Les documens diplomatiques eux-mêmes tirent leur argument de la loi morale. Le président de la République américaine s’exprime en ces termes : « J’estime comme un devoir de prévenir l’Allemagne que, à moins qu’elle n’abandonne sa guerre de terreur et de crimes, le gouvernement des États-Unis devra rompre avec elle ses relations. »

« Guerre de terreur et de crimes, » voilà le nom dont la guerre allemande sera flétrie dans l’histoire. Le verdict est prononcé. Le président Wilson a parlé au nom de l’humanité tout entière. C’est le sus à la bête, à la bête qui a rompu « la loi de la jungle, » la loi des sociétés humaines.

Il fallait que le problème fût posé, une fois encore, dans les termes les plus larges et dans une catastrophe qui ébranle la planète : barbarie ou civilisation ! Par la science, par l’intelligence, par le courage, par la vertu, la formidable régression nous sera épargnée.
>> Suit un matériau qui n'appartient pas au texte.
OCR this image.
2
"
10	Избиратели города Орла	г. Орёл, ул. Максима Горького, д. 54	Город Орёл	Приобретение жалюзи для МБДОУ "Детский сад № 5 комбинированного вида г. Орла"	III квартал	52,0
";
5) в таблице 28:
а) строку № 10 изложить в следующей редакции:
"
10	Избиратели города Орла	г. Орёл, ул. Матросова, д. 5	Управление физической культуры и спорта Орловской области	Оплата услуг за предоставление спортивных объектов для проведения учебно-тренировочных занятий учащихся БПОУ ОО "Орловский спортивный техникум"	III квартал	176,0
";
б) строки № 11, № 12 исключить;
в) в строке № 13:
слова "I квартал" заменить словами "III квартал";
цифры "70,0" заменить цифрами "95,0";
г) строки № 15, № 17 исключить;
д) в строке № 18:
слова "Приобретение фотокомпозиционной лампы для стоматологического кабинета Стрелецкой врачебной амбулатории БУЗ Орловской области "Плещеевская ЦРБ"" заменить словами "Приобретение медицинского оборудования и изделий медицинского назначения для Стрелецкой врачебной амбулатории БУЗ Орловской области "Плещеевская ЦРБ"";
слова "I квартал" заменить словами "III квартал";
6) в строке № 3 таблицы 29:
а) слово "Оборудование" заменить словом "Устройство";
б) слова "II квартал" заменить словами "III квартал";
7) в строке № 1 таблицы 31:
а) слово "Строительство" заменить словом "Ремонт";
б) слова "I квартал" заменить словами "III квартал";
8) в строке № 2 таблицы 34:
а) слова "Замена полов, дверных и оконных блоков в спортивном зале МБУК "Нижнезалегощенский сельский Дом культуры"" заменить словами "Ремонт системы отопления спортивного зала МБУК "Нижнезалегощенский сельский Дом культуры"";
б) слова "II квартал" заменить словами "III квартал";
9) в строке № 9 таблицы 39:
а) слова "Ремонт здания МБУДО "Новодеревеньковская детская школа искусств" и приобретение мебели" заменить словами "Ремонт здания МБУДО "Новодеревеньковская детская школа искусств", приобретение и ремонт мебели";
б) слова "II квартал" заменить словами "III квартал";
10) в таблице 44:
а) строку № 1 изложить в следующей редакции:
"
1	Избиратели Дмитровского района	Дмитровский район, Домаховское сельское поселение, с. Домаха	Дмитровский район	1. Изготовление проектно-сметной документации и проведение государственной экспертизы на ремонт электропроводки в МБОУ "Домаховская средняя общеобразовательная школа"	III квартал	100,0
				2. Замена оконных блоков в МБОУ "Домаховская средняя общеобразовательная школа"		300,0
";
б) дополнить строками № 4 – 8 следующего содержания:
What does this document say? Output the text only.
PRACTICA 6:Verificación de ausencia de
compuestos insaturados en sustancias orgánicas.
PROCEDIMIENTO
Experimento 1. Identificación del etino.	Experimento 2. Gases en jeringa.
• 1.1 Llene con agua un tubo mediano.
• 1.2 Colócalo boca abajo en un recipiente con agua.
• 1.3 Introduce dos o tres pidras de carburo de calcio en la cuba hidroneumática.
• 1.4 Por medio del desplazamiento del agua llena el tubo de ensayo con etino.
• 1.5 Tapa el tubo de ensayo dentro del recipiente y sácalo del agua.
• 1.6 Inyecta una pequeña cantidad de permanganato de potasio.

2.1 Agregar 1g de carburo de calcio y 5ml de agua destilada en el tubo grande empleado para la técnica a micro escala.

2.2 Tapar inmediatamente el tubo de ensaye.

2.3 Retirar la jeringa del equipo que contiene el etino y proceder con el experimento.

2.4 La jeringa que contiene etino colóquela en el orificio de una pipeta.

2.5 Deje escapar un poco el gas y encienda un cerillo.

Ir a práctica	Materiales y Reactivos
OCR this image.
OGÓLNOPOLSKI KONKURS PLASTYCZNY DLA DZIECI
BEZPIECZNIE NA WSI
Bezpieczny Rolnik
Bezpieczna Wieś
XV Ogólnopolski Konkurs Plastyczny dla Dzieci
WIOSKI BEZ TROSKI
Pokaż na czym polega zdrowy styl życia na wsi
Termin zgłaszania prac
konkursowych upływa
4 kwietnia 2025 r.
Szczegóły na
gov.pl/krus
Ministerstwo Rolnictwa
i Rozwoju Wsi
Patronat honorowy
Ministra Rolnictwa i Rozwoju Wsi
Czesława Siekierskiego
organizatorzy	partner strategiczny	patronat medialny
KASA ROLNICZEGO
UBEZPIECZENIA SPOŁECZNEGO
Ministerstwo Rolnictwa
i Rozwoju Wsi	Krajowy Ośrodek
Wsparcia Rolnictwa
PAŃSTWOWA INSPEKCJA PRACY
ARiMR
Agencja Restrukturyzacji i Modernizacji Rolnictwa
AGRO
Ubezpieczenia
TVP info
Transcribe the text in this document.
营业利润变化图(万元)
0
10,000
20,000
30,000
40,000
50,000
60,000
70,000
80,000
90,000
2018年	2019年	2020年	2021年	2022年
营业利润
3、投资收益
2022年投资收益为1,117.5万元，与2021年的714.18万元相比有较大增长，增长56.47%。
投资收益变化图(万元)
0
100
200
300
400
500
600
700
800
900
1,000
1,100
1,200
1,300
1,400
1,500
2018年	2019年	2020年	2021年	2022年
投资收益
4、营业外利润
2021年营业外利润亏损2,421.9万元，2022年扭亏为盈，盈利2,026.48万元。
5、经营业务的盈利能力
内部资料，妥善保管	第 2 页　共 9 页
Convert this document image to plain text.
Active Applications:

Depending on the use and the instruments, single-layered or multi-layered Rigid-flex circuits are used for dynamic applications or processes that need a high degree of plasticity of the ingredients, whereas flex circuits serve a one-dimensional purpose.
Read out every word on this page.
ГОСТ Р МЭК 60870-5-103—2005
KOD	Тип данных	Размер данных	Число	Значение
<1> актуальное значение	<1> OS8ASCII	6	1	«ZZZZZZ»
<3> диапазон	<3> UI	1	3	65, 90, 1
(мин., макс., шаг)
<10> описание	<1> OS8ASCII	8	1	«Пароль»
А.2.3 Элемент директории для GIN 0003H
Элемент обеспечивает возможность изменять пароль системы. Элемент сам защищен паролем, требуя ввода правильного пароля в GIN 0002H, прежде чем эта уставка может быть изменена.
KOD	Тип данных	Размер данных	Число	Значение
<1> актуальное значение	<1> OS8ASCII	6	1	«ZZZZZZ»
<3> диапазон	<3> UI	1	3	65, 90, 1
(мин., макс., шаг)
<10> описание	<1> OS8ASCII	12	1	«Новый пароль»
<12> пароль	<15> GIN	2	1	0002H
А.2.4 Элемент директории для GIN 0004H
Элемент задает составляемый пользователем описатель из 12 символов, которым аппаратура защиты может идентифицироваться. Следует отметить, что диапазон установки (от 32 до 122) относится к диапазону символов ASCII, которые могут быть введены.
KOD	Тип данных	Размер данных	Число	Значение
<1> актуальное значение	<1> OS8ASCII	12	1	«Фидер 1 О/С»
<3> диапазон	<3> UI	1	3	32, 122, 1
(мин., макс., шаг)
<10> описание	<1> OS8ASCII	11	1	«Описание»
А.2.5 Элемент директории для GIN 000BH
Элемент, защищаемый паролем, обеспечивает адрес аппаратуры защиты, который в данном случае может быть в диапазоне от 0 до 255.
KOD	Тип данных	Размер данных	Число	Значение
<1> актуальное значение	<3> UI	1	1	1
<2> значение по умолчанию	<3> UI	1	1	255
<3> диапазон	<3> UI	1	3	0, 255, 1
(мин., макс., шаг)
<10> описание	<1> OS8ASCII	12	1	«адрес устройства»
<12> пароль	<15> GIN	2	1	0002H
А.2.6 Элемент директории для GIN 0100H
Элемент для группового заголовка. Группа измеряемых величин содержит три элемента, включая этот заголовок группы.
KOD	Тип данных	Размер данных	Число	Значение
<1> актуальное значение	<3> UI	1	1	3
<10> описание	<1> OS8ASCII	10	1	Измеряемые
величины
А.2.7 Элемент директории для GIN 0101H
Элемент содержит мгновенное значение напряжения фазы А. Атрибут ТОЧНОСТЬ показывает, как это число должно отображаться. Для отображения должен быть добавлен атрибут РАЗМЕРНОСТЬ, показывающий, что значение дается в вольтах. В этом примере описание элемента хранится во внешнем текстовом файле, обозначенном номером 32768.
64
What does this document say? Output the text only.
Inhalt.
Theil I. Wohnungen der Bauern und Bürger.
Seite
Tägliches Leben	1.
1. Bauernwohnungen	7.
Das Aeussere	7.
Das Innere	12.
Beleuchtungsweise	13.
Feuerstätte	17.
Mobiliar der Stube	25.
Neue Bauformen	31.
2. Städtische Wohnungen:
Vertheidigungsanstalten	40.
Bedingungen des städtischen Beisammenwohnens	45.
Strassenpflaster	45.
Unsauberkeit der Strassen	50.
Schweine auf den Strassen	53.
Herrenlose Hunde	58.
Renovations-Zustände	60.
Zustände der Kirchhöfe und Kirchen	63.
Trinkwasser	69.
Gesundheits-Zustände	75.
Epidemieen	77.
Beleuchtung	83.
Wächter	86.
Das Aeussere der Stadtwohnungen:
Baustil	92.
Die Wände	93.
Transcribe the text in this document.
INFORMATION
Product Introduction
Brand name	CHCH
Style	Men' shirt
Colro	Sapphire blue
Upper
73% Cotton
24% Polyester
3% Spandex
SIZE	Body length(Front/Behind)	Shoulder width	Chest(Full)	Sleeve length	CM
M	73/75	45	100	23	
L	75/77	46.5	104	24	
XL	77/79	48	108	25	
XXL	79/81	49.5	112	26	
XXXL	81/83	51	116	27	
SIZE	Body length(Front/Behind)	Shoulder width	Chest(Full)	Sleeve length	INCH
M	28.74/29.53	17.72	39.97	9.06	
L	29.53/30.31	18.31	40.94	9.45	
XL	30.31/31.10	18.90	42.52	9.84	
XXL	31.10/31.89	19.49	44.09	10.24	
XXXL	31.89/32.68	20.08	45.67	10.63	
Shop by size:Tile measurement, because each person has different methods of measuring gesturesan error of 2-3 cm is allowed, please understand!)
Raison, justice, tels seront les deux facteurs sur lesquels se reconstituera la société des peuples. Aujourd’hui porte demain en ses flancs. C’est pour la liberté et pour la justice, pour ces vieux mythes séculaires, que ces jeunes gens tombent. Leur sang est pur : l’humanité sera, par lui, purifiée.


GABRIEL HANOTAUX.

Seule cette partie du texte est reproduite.